Lope’s Family Pork: Banana Ketchup, Braddah Tommy Sauce, Finadene Shiso, butter lettuce, and choke herbs for wrapping

 

 

It’s all ongoing. The dishes, notes Godfrey, now general manager at Lineage, were pared from 400 ideas the crew scrawled on a whiteboard a year and a half ago and still draws from. Crispy pata and lauya are gone, replaced by a $59 four-course dinner with either-or choices for two starters, an entrée and dessert—a suggestion from servers who were having trouble explaining the menu’s family-style concept to tourists. “We’re in Wailea. There’s a huge culture of people who have been visiting for 10, 15, 30 years and like to feel they’re well-versed in the food and culture of Hawai‘i and they have no idea. They think mac nut-crusted fish in beurre blanc sauce is what we have,” Godfrey says. “The food that we sell is very difficult for especially the Western visitor to understand. It’s a different language to them. Now we are able to get these folks in, put food in front of them, explain it a little, give them the overall experience and make it not unapproachable.”

 


SEE ALSO: 2019 Hale ‘Aina Award Winners: The Best Restaurants in Hawai‘i


 

chef sheldon simeon

Garden poke: Seasonal varietals, inamona, limu

 

 

You can’t help but wonder how things would be if Lineage were in Honolulu. Family-style eating is a hallmark of restaurants like The Pig & The Lady and Mud Hen Water, and urban foodies excited by the evolving scene aren’t put off by fish sauce or pickled seaweed. But the other balancing act at play is Simeon’s family-first mantra, the chief reason Maui is still home. He wants to be the dad who never misses his kids’ recitals and takes them to tumble class and robotics—while juggling two restaurants, a new line of bottled chili pepper water, interview requests and appearances at food and wine festivals.
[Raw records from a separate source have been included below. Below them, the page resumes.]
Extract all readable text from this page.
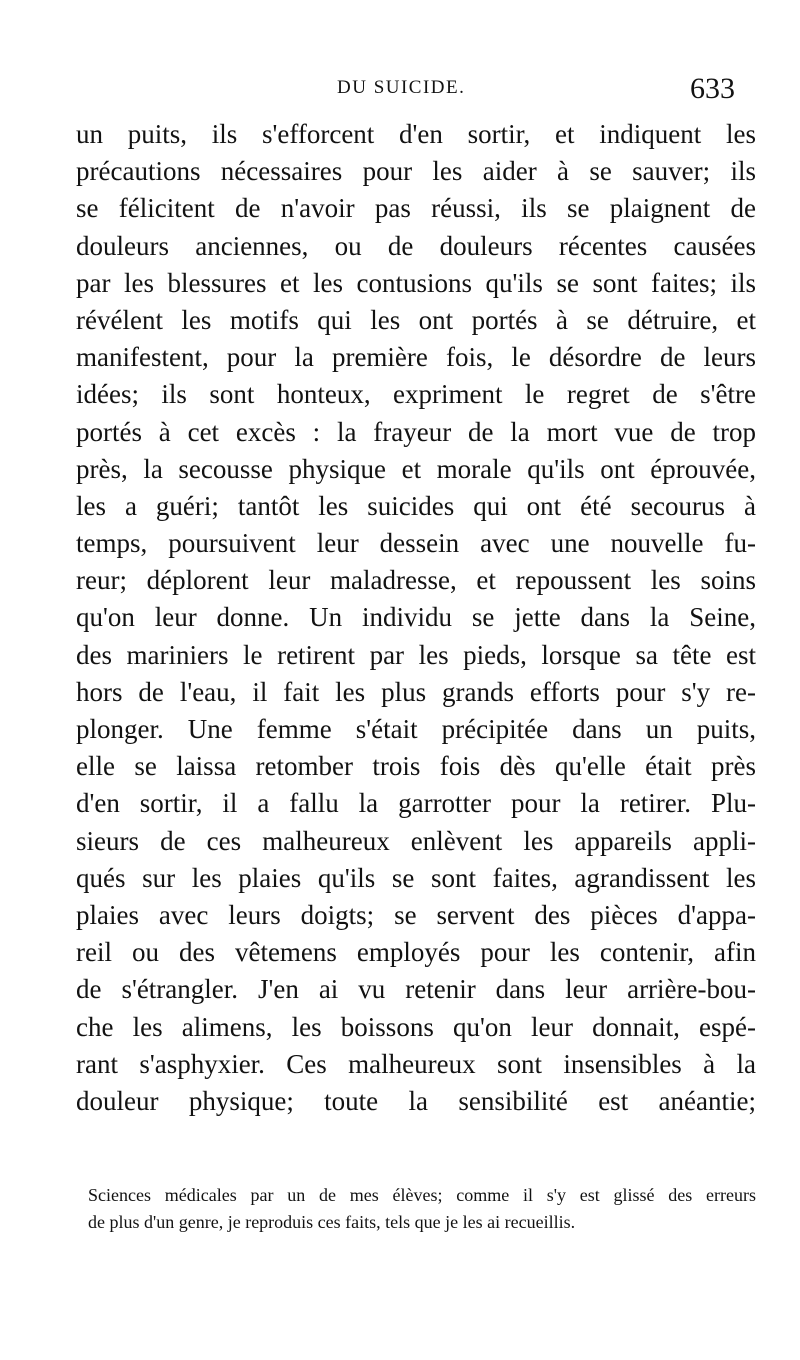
DU SUICIDE.	633
un puits, ils s'efforcent d'en sortir, et indiquent les
précautions nécessaires pour les aider à se sauver; ils
se félicitent de n'avoir pas réussi, ils se plaignent de
douleurs anciennes, ou de douleurs récentes causées
par les blessures et les contusions qu'ils se sont faites; ils
révélent les motifs qui les ont portés à se détruire, et
manifestent, pour la première fois, le désordre de leurs
idées; ils sont honteux, expriment le regret de s'être
portés à cet excès : la frayeur de la mort vue de trop
près, la secousse physique et morale qu'ils ont éprouvée,
les a guéri; tantôt les suicides qui ont été secourus à
temps, poursuivent leur dessein avec une nouvelle fu-
reur; déplorent leur maladresse, et repoussent les soins
qu'on leur donne. Un individu se jette dans la Seine,
des mariniers le retirent par les pieds, lorsque sa tête est
hors de l'eau, il fait les plus grands efforts pour s'y re-
plonger. Une femme s'était précipitée dans un puits,
elle se laissa retomber trois fois dès qu'elle était près
d'en sortir, il a fallu la garrotter pour la retirer. Plu-
sieurs de ces malheureux enlèvent les appareils appli-
qués sur les plaies qu'ils se sont faites, agrandissent les
plaies avec leurs doigts; se servent des pièces d'appa-
reil ou des vêtemens employés pour les contenir, afin
de s'étrangler. J'en ai vu retenir dans leur arrière-bou-
che les alimens, les boissons qu'on leur donnait, espé-
rant s'asphyxier. Ces malheureux sont insensibles à la
douleur physique; toute la sensibilité est anéantie;
Sciences médicales par un de mes élèves; comme il s'y est glissé des erreurs
de plus d'un genre, je reproduis ces faits, tels que je les ai recueillis.
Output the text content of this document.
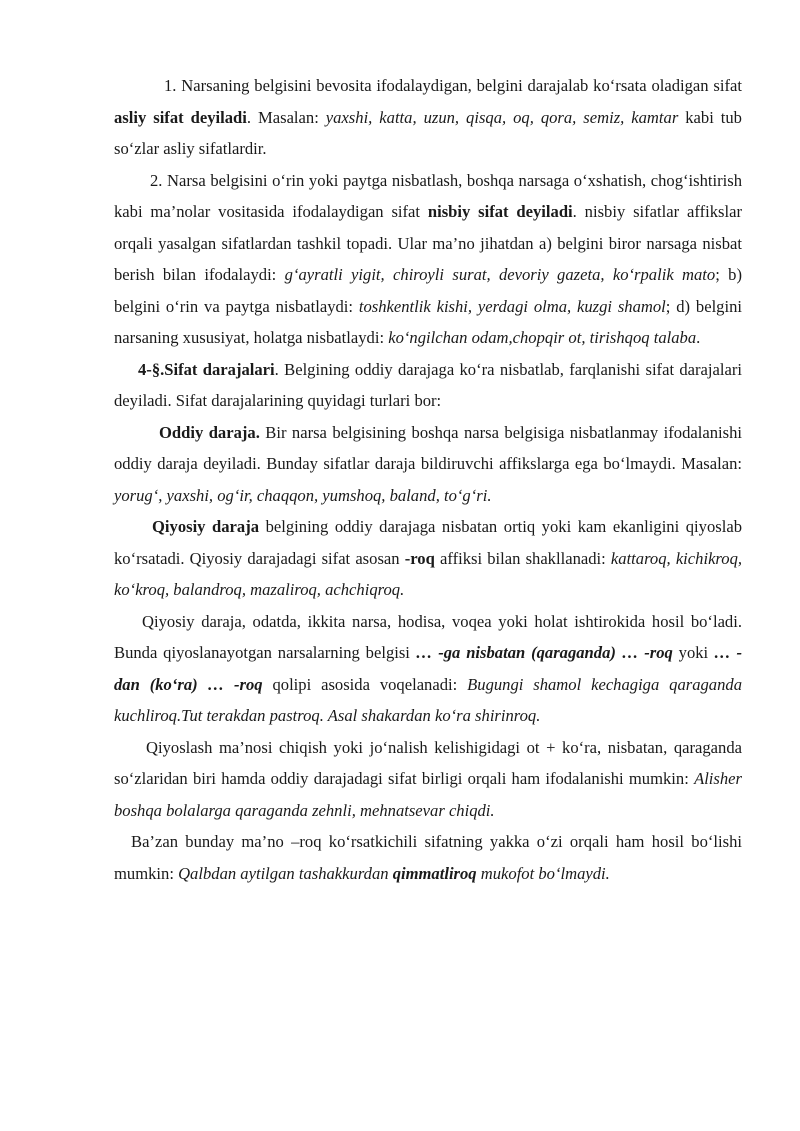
1. Narsaning belgisini bevosita ifodalaydigan, belgini darajalab ko‘rsata oladigan sifat asliy sifat deyiladi. Masalan: yaxshi, katta, uzun, qisqa, oq, qora, semiz, kamtar kabi tub so‘zlar asliy sifatlardir.

2. Narsa belgisini o‘rin yoki paytga nisbatlash, boshqa narsaga o‘xshatish, chog‘ishtirish kabi ma’nolar vositasida ifodalaydigan sifat nisbiy sifat deyiladi. nisbiy sifatlar affikslar orqali yasalgan sifatlardan tashkil topadi. Ular ma’no jihatdan a) belgini biror narsaga nisbat berish bilan ifodalaydi: g‘ayratli yigit, chiroyli surat, devoriy gazeta, ko‘rpalik mato; b) belgini o‘rin va paytga nisbatlaydi: toshkentlik kishi, yerdagi olma, kuzgi shamol; d) belgini narsaning xususiyat, holatga nisbatlaydi: ko‘ngilchan odam,chopqir ot, tirishqoq talaba.

4-§.Sifat darajalari. Belgining oddiy darajaga ko‘ra nisbatlab, farqlanishi sifat darajalari deyiladi. Sifat darajalarining quyidagi turlari bor:

Oddiy daraja. Bir narsa belgisining boshqa narsa belgisiga nisbatlanmay ifodalanishi oddiy daraja deyiladi. Bunday sifatlar daraja bildiruvchi affikslarga ega bo‘lmaydi. Masalan: yorug‘, yaxshi, og‘ir, chaqqon, yumshoq, baland, to‘g‘ri.

Qiyosiy daraja belgining oddiy darajaga nisbatan ortiq yoki kam ekanligini qiyoslab ko‘rsatadi. Qiyosiy darajadagi sifat asosan -roq affiksi bilan shakllanadi: kattaroq, kichikroq, ko‘kroq, balandroq, mazaliroq, achchiqroq.

Qiyosiy daraja, odatda, ikkita narsa, hodisa, voqea yoki holat ishtirokida hosil bo‘ladi. Bunda qiyoslanayotgan narsalarning belgisi … -ga nisbatan (qaraganda) … -roq yoki … -dan (ko‘ra) … -roq qolipi asosida voqelanadi: Bugungi shamol kechagiga qaraganda kuchliroq.Tut terakdan pastroq. Asal shakardan ko‘ra shirinroq.

Qiyoslash ma’nosi chiqish yoki jo‘nalish kelishigidagi ot + ko‘ra, nisbatan, qaraganda so‘zlaridan biri hamda oddiy darajadagi sifat birligi orqali ham ifodalanishi mumkin: Alisher boshqa bolalarga qaraganda zehnli, mehnatsevar chiqdi.

Ba’zan bunday ma’no –roq ko‘rsatkichili sifatning yakka o‘zi orqali ham hosil bo‘lishi mumkin: Qalbdan aytilgan tashakkurdan qimmatliroq mukofot bo‘lmaydi.
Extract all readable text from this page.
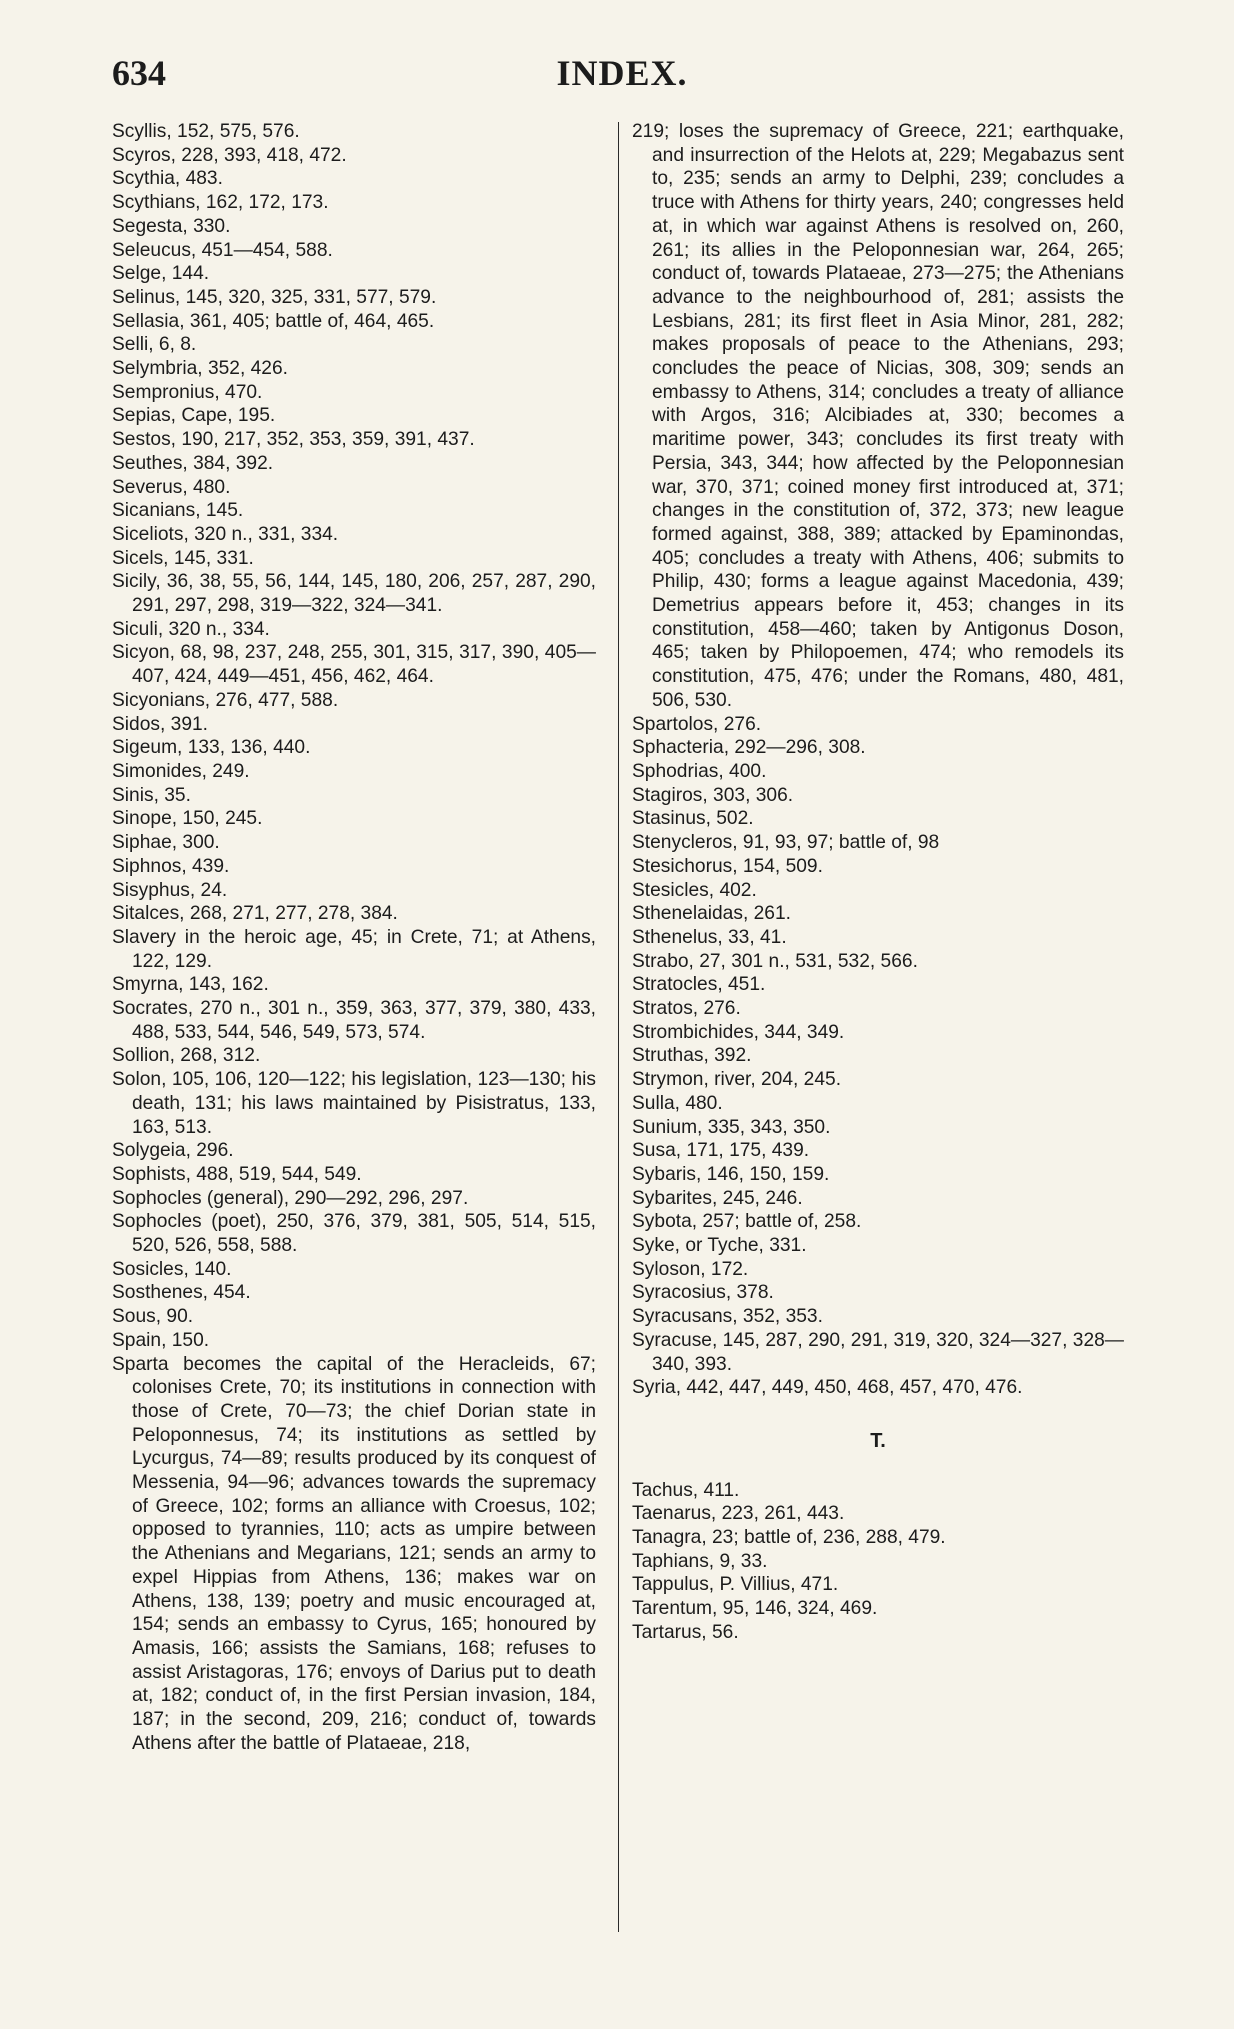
634	INDEX.

Scyllis, 152, 575, 576.

Scyros, 228, 393, 418, 472.

Scythia, 483.

Scythians, 162, 172, 173.

Segesta, 330.

Seleucus, 451—454, 588.

Selge, 144.

Selinus, 145, 320, 325, 331, 577, 579.

Sellasia, 361, 405; battle of, 464, 465.

Selli, 6, 8.

Selymbria, 352, 426.

Sempronius, 470.

Sepias, Cape, 195.

Sestos, 190, 217, 352, 353, 359, 391, 437.

Seuthes, 384, 392.

Severus, 480.

Sicanians, 145.

Siceliots, 320 n., 331, 334.

Sicels, 145, 331.

Sicily, 36, 38, 55, 56, 144, 145, 180, 206, 257, 287, 290, 291, 297, 298, 319—322, 324—341.

Siculi, 320 n., 334.

Sicyon, 68, 98, 237, 248, 255, 301, 315, 317, 390, 405—407, 424, 449—451, 456, 462, 464.

Sicyonians, 276, 477, 588.

Sidos, 391.

Sigeum, 133, 136, 440.

Simonides, 249.

Sinis, 35.

Sinope, 150, 245.

Siphae, 300.

Siphnos, 439.

Sisyphus, 24.

Sitalces, 268, 271, 277, 278, 384.

Slavery in the heroic age, 45; in Crete, 71; at Athens, 122, 129.

Smyrna, 143, 162.

Socrates, 270 n., 301 n., 359, 363, 377, 379, 380, 433, 488, 533, 544, 546, 549, 573, 574.

Sollion, 268, 312.

Solon, 105, 106, 120—122; his legislation, 123—130; his death, 131; his laws maintained by Pisistratus, 133, 163, 513.

Solygeia, 296.

Sophists, 488, 519, 544, 549.

Sophocles (general), 290—292, 296, 297.

Sophocles (poet), 250, 376, 379, 381, 505, 514, 515, 520, 526, 558, 588.

Sosicles, 140.

Sosthenes, 454.

Sous, 90.

Spain, 150.

Sparta becomes the capital of the Heracleids, 67; colonises Crete, 70; its institutions in connection with those of Crete, 70—73; the chief Dorian state in Peloponnesus, 74; its institutions as settled by Lycurgus, 74—89; results produced by its conquest of Messenia, 94—96; advances towards the supremacy of Greece, 102; forms an alliance with Croesus, 102; opposed to tyrannies, 110; acts as umpire between the Athenians and Megarians, 121; sends an army to expel Hippias from Athens, 136; makes war on Athens, 138, 139; poetry and music encouraged at, 154; sends an embassy to Cyrus, 165; honoured by Amasis, 166; assists the Samians, 168; refuses to assist Aristagoras, 176; envoys of Darius put to death at, 182; conduct of, in the first Persian invasion, 184, 187; in the second, 209, 216; conduct of, towards Athens after the battle of Plataeae, 218,

219; loses the supremacy of Greece, 221; earthquake, and insurrection of the Helots at, 229; Megabazus sent to, 235; sends an army to Delphi, 239; concludes a truce with Athens for thirty years, 240; congresses held at, in which war against Athens is resolved on, 260, 261; its allies in the Peloponnesian war, 264, 265; conduct of, towards Plataeae, 273—275; the Athenians advance to the neighbourhood of, 281; assists the Lesbians, 281; its first fleet in Asia Minor, 281, 282; makes proposals of peace to the Athenians, 293; concludes the peace of Nicias, 308, 309; sends an embassy to Athens, 314; concludes a treaty of alliance with Argos, 316; Alcibiades at, 330; becomes a maritime power, 343; concludes its first treaty with Persia, 343, 344; how affected by the Peloponnesian war, 370, 371; coined money first introduced at, 371; changes in the constitution of, 372, 373; new league formed against, 388, 389; attacked by Epaminondas, 405; concludes a treaty with Athens, 406; submits to Philip, 430; forms a league against Macedonia, 439; Demetrius appears before it, 453; changes in its constitution, 458—460; taken by Antigonus Doson, 465; taken by Philopoemen, 474; who remodels its constitution, 475, 476; under the Romans, 480, 481, 506, 530.

Spartolos, 276.

Sphacteria, 292—296, 308.

Sphodrias, 400.

Stagiros, 303, 306.

Stasinus, 502.

Stenycleros, 91, 93, 97; battle of, 98

Stesichorus, 154, 509.

Stesicles, 402.

Sthenelaidas, 261.

Sthenelus, 33, 41.

Strabo, 27, 301 n., 531, 532, 566.

Stratocles, 451.

Stratos, 276.

Strombichides, 344, 349.

Struthas, 392.

Strymon, river, 204, 245.

Sulla, 480.

Sunium, 335, 343, 350.

Susa, 171, 175, 439.

Sybaris, 146, 150, 159.

Sybarites, 245, 246.

Sybota, 257; battle of, 258.

Syke, or Tyche, 331.

Syloson, 172.

Syracosius, 378.

Syracusans, 352, 353.

Syracuse, 145, 287, 290, 291, 319, 320, 324—327, 328—340, 393.

Syria, 442, 447, 449, 450, 468, 457, 470, 476.

T.

Tachus, 411.

Taenarus, 223, 261, 443.

Tanagra, 23; battle of, 236, 288, 479.

Taphians, 9, 33.

Tappulus, P. Villius, 471.

Tarentum, 95, 146, 324, 469.

Tartarus, 56.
It was bad luck that Father’s Day fell on the last day of the 2019 Food & Wine Classic in Aspen, Colorado, where Simeon was the only Hawai‘i face among Michelin-starred chefs and culinary icons such as Jacques Pépin and Ruth Reichl. Janice would end up wishing him a happy Father’s Day on Facebook.

 

But not on this day. After an hour, Simeon wraps up the interview. He’s taking his kids to the pool.